3. Untuk “mengakali” kompetisi lintas-batas terkadang bisa juga dilakukan dengan pembentukan beberapa perjanjian antar-negara (ASEAN, misalnya) atau antar-kawasan (GATT hingga WTO, misalnya). Perjanjian ini awalnya dibentuk untuk mengakomodir perjanjian perdagangan lintas-batas, tapi kemudian muncul topik “trade-related” seperti kebijakan persaingan usaha antar-anggota. Tahun 1994, misalnya, pasca Putaran Urugay, ada pasal yang membatasi yang ditujukan terhadap sector-specific issues yang lintas-perbatasan negara. Kemudian WTO pasca-Doha (2001) dan pasca-Cancún (2003) telah “meracik” secara formal pra-kesepakatan kebijakan dan hukum persaingan usaha. Hingga pertemuan di Cancún, ada 3 opsi: negosiasikan kesepakatan yang mengikat (binding treaty), buat perjanjian yang “lunak”, atau teruskan menggali lebih lanjut tentang isu ini [trade & competition]. Isu kompetisi menguap begitu saja di Cancún, karena ada banyak topik”trade-related” yang tak kunjung selesai dibahas dalam pertemuan-pertemuan selanjutnya.

4. Peraturan perundangan seputar “abuse of dominant position” khusus untuk pemain telekomunikasi di Singapura sendiri ditangani oleh IDA (Information Development Authority), yang memang pemainnya hanya duopoly Starhub dan Singtel. Karena pasar yang ditangani hanya Singapura dengan populasi dan luas area yang tak terlalu besar, beberapa putusan IDA terhadap merger konglomerasi atau vertikal dari sebuah telco (telephone company) terkadang tidak mencerminkan penerapan hukum persaingan sesungguhnya (lihat di sini).

5. Apa kaitannya putusan KPPU dengan pihak yang merasa dirugikan naik banding ke pengadilan arbitrase internasional? KAGAK ADA. Secara singkat, pengadilan arbitrase international di London (klik www.lcia-arbitration.com) adalah bersifat sebagai penengah, dan biasanya pemerintah memang digugat oleh pemain swasta, atau pemain swasta digugat pemain swasta lain. Yang digugat adalah seputar sengketa kontrak, dan bukan putusan KPPU atau otoritas persaingan lain di satu negara. Karena arbitrage adalah praktek pembelian satu barang berharga di satu pasar untuk kemudian dijual kembali di pasar lain dalam rangka mendapatkan profit dari perbedaan harga (American Heritage Dictionary, 1996). Jadi Kompas hari ini halaman 38 belumlah mengkaji lebih lanjut tentang wacana “arbitrage” yang dilemparkan beberapa orang, termasuk Ichanuddin Noorsy tempo hari di TVRI.

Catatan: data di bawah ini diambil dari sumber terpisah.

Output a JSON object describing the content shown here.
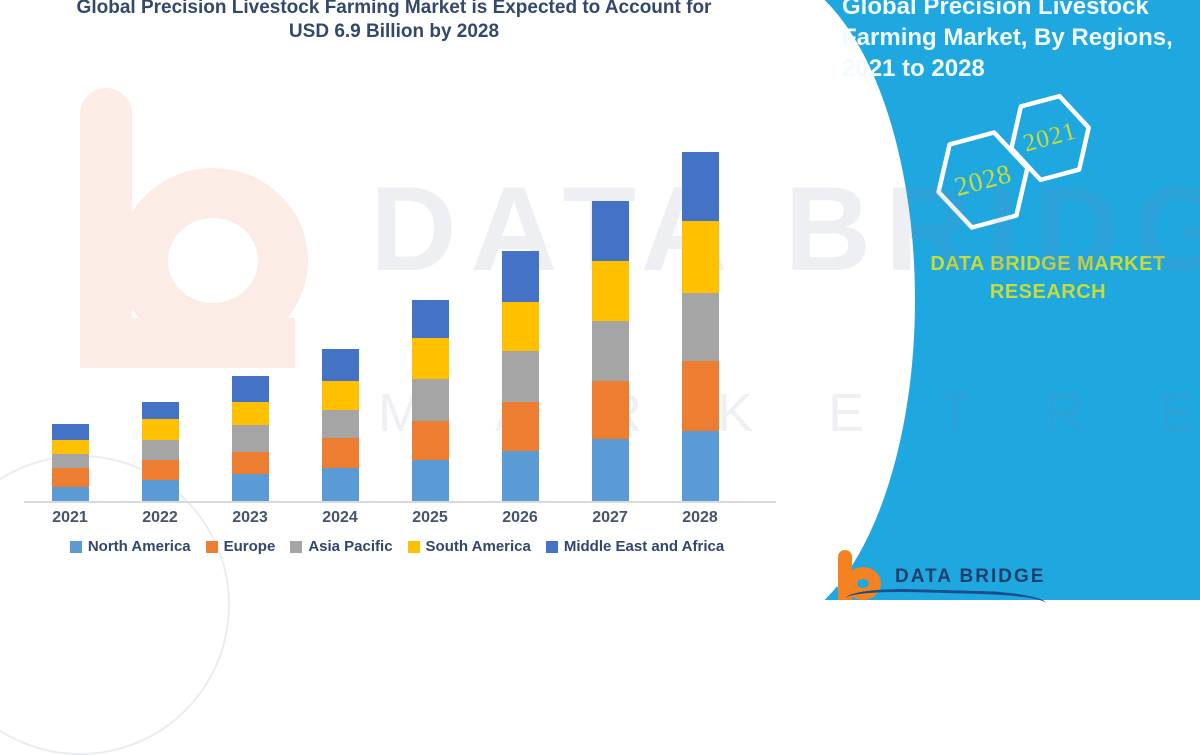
{
  "header": {
    "title_line1": "Global Precision Livestock Farming Market is Expected to Account for",
    "title_line2": "USD 6.9 Billion by 2028",
    "title_color": "#33486B"
  },
  "side_panel": {
    "bg_color": "#1FA7E0",
    "title": "Global Precision Livestock Farming Market, By Regions, 2021 to 2028",
    "hexagons": [
      {
        "label": "2028"
      },
      {
        "label": "2021"
      }
    ],
    "brand_text": "DATA BRIDGE MARKET RESEARCH",
    "accent_text_color": "#C9DB39"
  },
  "watermark": {
    "line1": "DATA BRIDGE",
    "line2": "M A R K E T   R E S E A R C H"
  },
  "footer_logo": {
    "brand_name": "DATA BRIDGE",
    "b_color": "#F58220",
    "name_color": "#1C3F6B"
  },
  "chart_data": {
    "type": "bar",
    "stacked": true,
    "title": "Global Precision Livestock Farming Market, By Regions, 2021 to 2028",
    "unit": "USD Billion",
    "categories": [
      "2021",
      "2022",
      "2023",
      "2024",
      "2025",
      "2026",
      "2027",
      "2028"
    ],
    "series": [
      {
        "name": "North America",
        "color": "#5B9BD5",
        "values": [
          0.28,
          0.42,
          0.53,
          0.65,
          0.81,
          0.99,
          1.23,
          1.38
        ]
      },
      {
        "name": "Europe",
        "color": "#ED7D31",
        "values": [
          0.38,
          0.4,
          0.43,
          0.59,
          0.77,
          0.97,
          1.15,
          1.38
        ]
      },
      {
        "name": "Asia Pacific",
        "color": "#A5A5A5",
        "values": [
          0.28,
          0.4,
          0.53,
          0.55,
          0.83,
          1.01,
          1.19,
          1.34
        ]
      },
      {
        "name": "South America",
        "color": "#FFC000",
        "values": [
          0.28,
          0.42,
          0.45,
          0.57,
          0.81,
          0.97,
          1.19,
          1.42
        ]
      },
      {
        "name": "Middle East and Africa",
        "color": "#4472C4",
        "values": [
          0.32,
          0.34,
          0.51,
          0.63,
          0.75,
          1.01,
          1.19,
          1.36
        ]
      }
    ],
    "totals_estimated": [
      1.54,
      1.98,
      2.45,
      2.99,
      3.97,
      4.95,
      5.95,
      6.88
    ],
    "highlight_value": "USD 6.9 Billion by 2028",
    "ylim": [
      0,
      6.9
    ],
    "grid": false,
    "y_axis_shown": false,
    "legend_position": "bottom",
    "note": "Segment values estimated from stacked bar heights; 2028 total stated as USD 6.9 Billion"
  }
}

6. Terakhir, melihat beberapa latar belakang di atas ini, silakan dikaji dimensi hukum pasca-putusan KPPU terhadap Telkomsel dan IM3, dalam hal ini terhadap (dan yang akan dilakukan oleh) pemilik saham dominan di perusahaan-perusahaan boneka (baca: SPV, special purpose vehicle) yang dibuat Temasek Holdings Private Limited. Tidak terlalu rumit, unless you really know the devil.

LAMPIRAN:

Singapore Telecom (SingTel) - Listed on the Singapore and Australian Stock Exchanges, SingTel is majority owned by the Singapore government. SingTel is the leading provider of fixed-line, mobile and Internet services in Singapore. With a small, saturated and competitive home market, SingTel has significant offshore interests, which now contribute a majority of its revenue. Its main subsidiary is Optus in Australia. Others include Telkomsel in Indonesia, Globe Telecom in the Philippines, Bharti Telecom in India and AIS in Thailand. The company has significant investments in international submarine cable networks, satellite systems and data centres.

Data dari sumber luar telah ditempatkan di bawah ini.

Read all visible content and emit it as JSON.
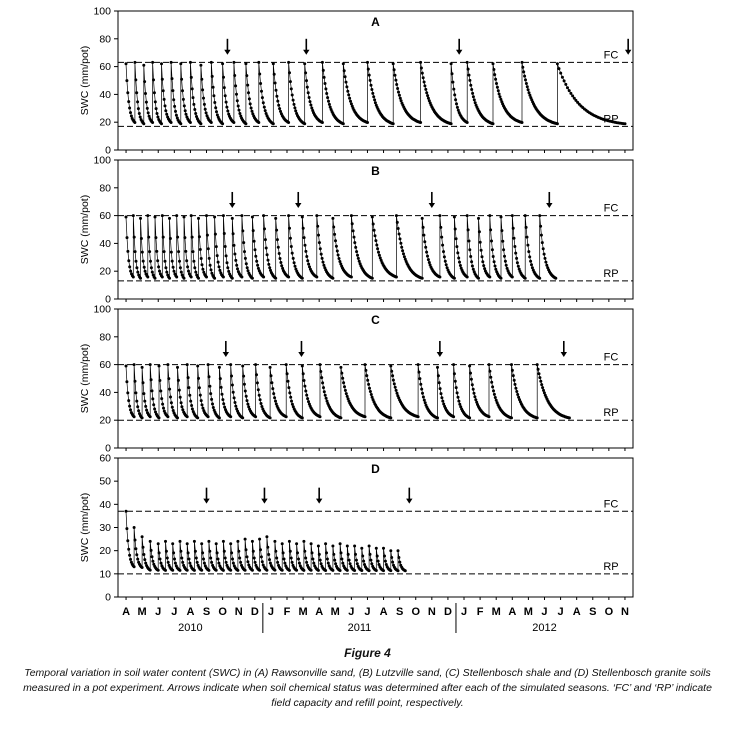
{
  "figure": {
    "title": "Figure 4",
    "caption_lines": [
      "Temporal variation in soil water content (SWC) in (A) Rawsonville sand, (B) Lutzville sand, (C) Stellenbosch shale and (D) Stellenbosch granite soils",
      "measured in a pot experiment. Arrows indicate when soil chemical status was determined after each of the simulated seasons. ‘FC’ and ‘RP’ indicate",
      "field capacity and refill point, respectively."
    ]
  },
  "axis": {
    "x_range": [
      -0.5,
      31.5
    ],
    "x_tick_labels": [
      "A",
      "M",
      "J",
      "J",
      "A",
      "S",
      "O",
      "N",
      "D",
      "J",
      "F",
      "M",
      "A",
      "M",
      "J",
      "J",
      "A",
      "S",
      "O",
      "N",
      "D",
      "J",
      "F",
      "M",
      "A",
      "M",
      "J",
      "J",
      "A",
      "S",
      "O",
      "N"
    ],
    "year_labels": [
      {
        "label": "2010",
        "x": 4
      },
      {
        "label": "2011",
        "x": 14.5
      },
      {
        "label": "2012",
        "x": 26
      }
    ],
    "year_dividers": [
      8.5,
      20.5
    ]
  },
  "chart_data": [
    {
      "type": "line",
      "label": "A",
      "soil": "Rawsonville sand",
      "ylabel": "SWC (mm/pot)",
      "ylim": [
        0,
        100
      ],
      "yticks": [
        0,
        20,
        40,
        60,
        80,
        100
      ],
      "fc": 63,
      "rp": 17,
      "fc_label": "FC",
      "rp_label": "RP",
      "x_unit": "months from Apr 2010",
      "arrows_x": [
        6.3,
        11.2,
        20.7,
        31.2
      ],
      "cycles": [
        [
          0,
          0.55,
          62,
          18
        ],
        [
          0.55,
          0.55,
          63,
          17
        ],
        [
          1.1,
          0.55,
          61,
          18
        ],
        [
          1.65,
          0.55,
          63,
          17
        ],
        [
          2.2,
          0.6,
          62,
          18
        ],
        [
          2.8,
          0.6,
          63,
          17
        ],
        [
          3.4,
          0.6,
          62,
          18
        ],
        [
          4,
          0.65,
          63,
          17
        ],
        [
          4.65,
          0.65,
          61,
          18
        ],
        [
          5.3,
          0.7,
          63,
          17
        ],
        [
          6,
          0.7,
          62,
          18
        ],
        [
          6.7,
          0.75,
          63,
          17
        ],
        [
          7.45,
          0.8,
          62,
          18
        ],
        [
          8.25,
          0.9,
          63,
          17
        ],
        [
          9.15,
          0.95,
          62,
          18
        ],
        [
          10.1,
          1,
          63,
          17
        ],
        [
          11.1,
          1.1,
          62,
          18
        ],
        [
          12.2,
          1.3,
          63,
          17
        ],
        [
          13.5,
          1.5,
          62,
          18
        ],
        [
          15,
          1.6,
          63,
          17
        ],
        [
          16.6,
          1.7,
          62,
          18
        ],
        [
          18.3,
          1.9,
          63,
          17
        ],
        [
          20.2,
          1,
          62,
          18
        ],
        [
          21.2,
          1.6,
          63,
          17
        ],
        [
          22.8,
          1.8,
          62,
          18
        ],
        [
          24.6,
          2.2,
          63,
          17
        ],
        [
          26.8,
          4.2,
          62,
          17
        ]
      ]
    },
    {
      "type": "line",
      "label": "B",
      "soil": "Lutzville sand",
      "ylabel": "SWC (mm/pot)",
      "ylim": [
        0,
        100
      ],
      "yticks": [
        0,
        20,
        40,
        60,
        80,
        100
      ],
      "fc": 60,
      "rp": 13,
      "fc_label": "FC",
      "rp_label": "RP",
      "x_unit": "months from Apr 2010",
      "arrows_x": [
        6.6,
        10.7,
        19.0,
        26.3
      ],
      "cycles": [
        [
          0,
          0.45,
          59,
          14
        ],
        [
          0.45,
          0.45,
          60,
          13
        ],
        [
          0.9,
          0.45,
          58,
          14
        ],
        [
          1.35,
          0.45,
          60,
          13
        ],
        [
          1.8,
          0.45,
          59,
          14
        ],
        [
          2.25,
          0.45,
          60,
          13
        ],
        [
          2.7,
          0.45,
          58,
          14
        ],
        [
          3.15,
          0.45,
          60,
          13
        ],
        [
          3.6,
          0.45,
          59,
          14
        ],
        [
          4.05,
          0.45,
          60,
          13
        ],
        [
          4.5,
          0.5,
          58,
          14
        ],
        [
          5,
          0.5,
          60,
          13
        ],
        [
          5.5,
          0.55,
          59,
          14
        ],
        [
          6.05,
          0.55,
          60,
          13
        ],
        [
          6.6,
          0.6,
          58,
          14
        ],
        [
          7.2,
          0.65,
          60,
          13
        ],
        [
          7.85,
          0.7,
          59,
          14
        ],
        [
          8.55,
          0.75,
          60,
          13
        ],
        [
          9.3,
          0.8,
          58,
          14
        ],
        [
          10.1,
          0.85,
          60,
          13
        ],
        [
          10.95,
          0.9,
          59,
          14
        ],
        [
          11.85,
          1,
          60,
          13
        ],
        [
          12.85,
          1.15,
          58,
          14
        ],
        [
          14,
          1.3,
          60,
          13
        ],
        [
          15.3,
          1.5,
          59,
          14
        ],
        [
          16.8,
          1.6,
          60,
          13
        ],
        [
          18.4,
          1.1,
          58,
          14
        ],
        [
          19.5,
          0.9,
          60,
          13
        ],
        [
          20.4,
          0.8,
          59,
          14
        ],
        [
          21.2,
          0.7,
          60,
          13
        ],
        [
          21.9,
          0.7,
          58,
          14
        ],
        [
          22.6,
          0.7,
          60,
          13
        ],
        [
          23.3,
          0.7,
          59,
          14
        ],
        [
          24,
          0.8,
          60,
          13
        ],
        [
          24.8,
          0.9,
          60,
          13
        ],
        [
          25.7,
          1,
          60,
          13
        ]
      ]
    },
    {
      "type": "line",
      "label": "C",
      "soil": "Stellenbosch shale",
      "ylabel": "SWC (mm/pot)",
      "ylim": [
        0,
        100
      ],
      "yticks": [
        0,
        20,
        40,
        60,
        80,
        100
      ],
      "fc": 60,
      "rp": 20,
      "fc_label": "FC",
      "rp_label": "RP",
      "x_unit": "months from Apr 2010",
      "arrows_x": [
        6.2,
        10.9,
        19.5,
        27.2
      ],
      "cycles": [
        [
          0,
          0.5,
          59,
          21
        ],
        [
          0.5,
          0.5,
          60,
          20
        ],
        [
          1,
          0.5,
          58,
          21
        ],
        [
          1.5,
          0.55,
          60,
          20
        ],
        [
          2.05,
          0.55,
          59,
          21
        ],
        [
          2.6,
          0.6,
          60,
          20
        ],
        [
          3.2,
          0.6,
          58,
          21
        ],
        [
          3.8,
          0.65,
          60,
          20
        ],
        [
          4.45,
          0.65,
          59,
          21
        ],
        [
          5.1,
          0.7,
          60,
          20
        ],
        [
          5.8,
          0.7,
          58,
          21
        ],
        [
          6.5,
          0.75,
          60,
          20
        ],
        [
          7.25,
          0.8,
          59,
          21
        ],
        [
          8.05,
          0.9,
          60,
          20
        ],
        [
          8.95,
          1,
          58,
          21
        ],
        [
          9.95,
          1,
          60,
          20
        ],
        [
          10.95,
          1.1,
          59,
          21
        ],
        [
          12.05,
          1.3,
          60,
          20
        ],
        [
          13.35,
          1.5,
          58,
          21
        ],
        [
          14.85,
          1.6,
          60,
          20
        ],
        [
          16.45,
          1.7,
          59,
          21
        ],
        [
          18.15,
          1.2,
          60,
          20
        ],
        [
          19.35,
          1,
          58,
          21
        ],
        [
          20.35,
          1,
          60,
          20
        ],
        [
          21.35,
          1.2,
          59,
          21
        ],
        [
          22.55,
          1.4,
          60,
          20
        ],
        [
          23.95,
          1.6,
          60,
          20
        ],
        [
          25.55,
          2,
          60,
          20
        ]
      ]
    },
    {
      "type": "line",
      "label": "D",
      "soil": "Stellenbosch granite",
      "ylabel": "SWC (mm/pot)",
      "ylim": [
        0,
        60
      ],
      "yticks": [
        0,
        10,
        20,
        30,
        40,
        50,
        60
      ],
      "fc": 37,
      "rp": 10,
      "fc_label": "FC",
      "rp_label": "RP",
      "x_unit": "months from Apr 2010",
      "arrows_x": [
        5.0,
        8.6,
        12.0,
        17.6
      ],
      "cycles": [
        [
          0,
          0.5,
          37,
          12
        ],
        [
          0.5,
          0.5,
          30,
          12
        ],
        [
          1,
          0.5,
          26,
          11
        ],
        [
          1.5,
          0.5,
          24,
          11
        ],
        [
          2,
          0.45,
          23,
          11
        ],
        [
          2.45,
          0.45,
          24,
          11
        ],
        [
          2.9,
          0.45,
          23,
          11
        ],
        [
          3.35,
          0.45,
          24,
          11
        ],
        [
          3.8,
          0.45,
          23,
          11
        ],
        [
          4.25,
          0.45,
          24,
          11
        ],
        [
          4.7,
          0.45,
          23,
          11
        ],
        [
          5.15,
          0.45,
          24,
          11
        ],
        [
          5.6,
          0.45,
          23,
          11
        ],
        [
          6.05,
          0.45,
          24,
          11
        ],
        [
          6.5,
          0.45,
          23,
          11
        ],
        [
          6.95,
          0.45,
          24,
          11
        ],
        [
          7.4,
          0.45,
          25,
          11
        ],
        [
          7.85,
          0.45,
          24,
          11
        ],
        [
          8.3,
          0.45,
          25,
          11
        ],
        [
          8.75,
          0.5,
          26,
          11
        ],
        [
          9.25,
          0.45,
          24,
          11
        ],
        [
          9.7,
          0.45,
          23,
          11
        ],
        [
          10.15,
          0.45,
          24,
          11
        ],
        [
          10.6,
          0.45,
          23,
          11
        ],
        [
          11.05,
          0.45,
          24,
          11
        ],
        [
          11.5,
          0.45,
          23,
          11
        ],
        [
          11.95,
          0.45,
          22,
          11
        ],
        [
          12.4,
          0.45,
          23,
          11
        ],
        [
          12.85,
          0.45,
          22,
          11
        ],
        [
          13.3,
          0.45,
          23,
          11
        ],
        [
          13.75,
          0.45,
          22,
          11
        ],
        [
          14.2,
          0.45,
          22,
          11
        ],
        [
          14.65,
          0.45,
          21,
          11
        ],
        [
          15.1,
          0.45,
          22,
          11
        ],
        [
          15.55,
          0.45,
          21,
          11
        ],
        [
          16,
          0.45,
          21,
          11
        ],
        [
          16.45,
          0.45,
          20,
          11
        ],
        [
          16.9,
          0.45,
          20,
          11
        ]
      ]
    }
  ]
}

StarHub Pte Ltd - StarHub provides voice and data services over fixed, mobile and Internet platforms in Singapore. After strong growth in the last few years, the company has been challenging MobileOne for second position behind SingTel in the local mobile market. StarHub has also been slowly building a nationwide fixed-line network to serve the residential market. In July 2002, Singapore Cable Vision merged with StarHub and was renamed StarHub Cable Vision, providing cable TV and broadband services.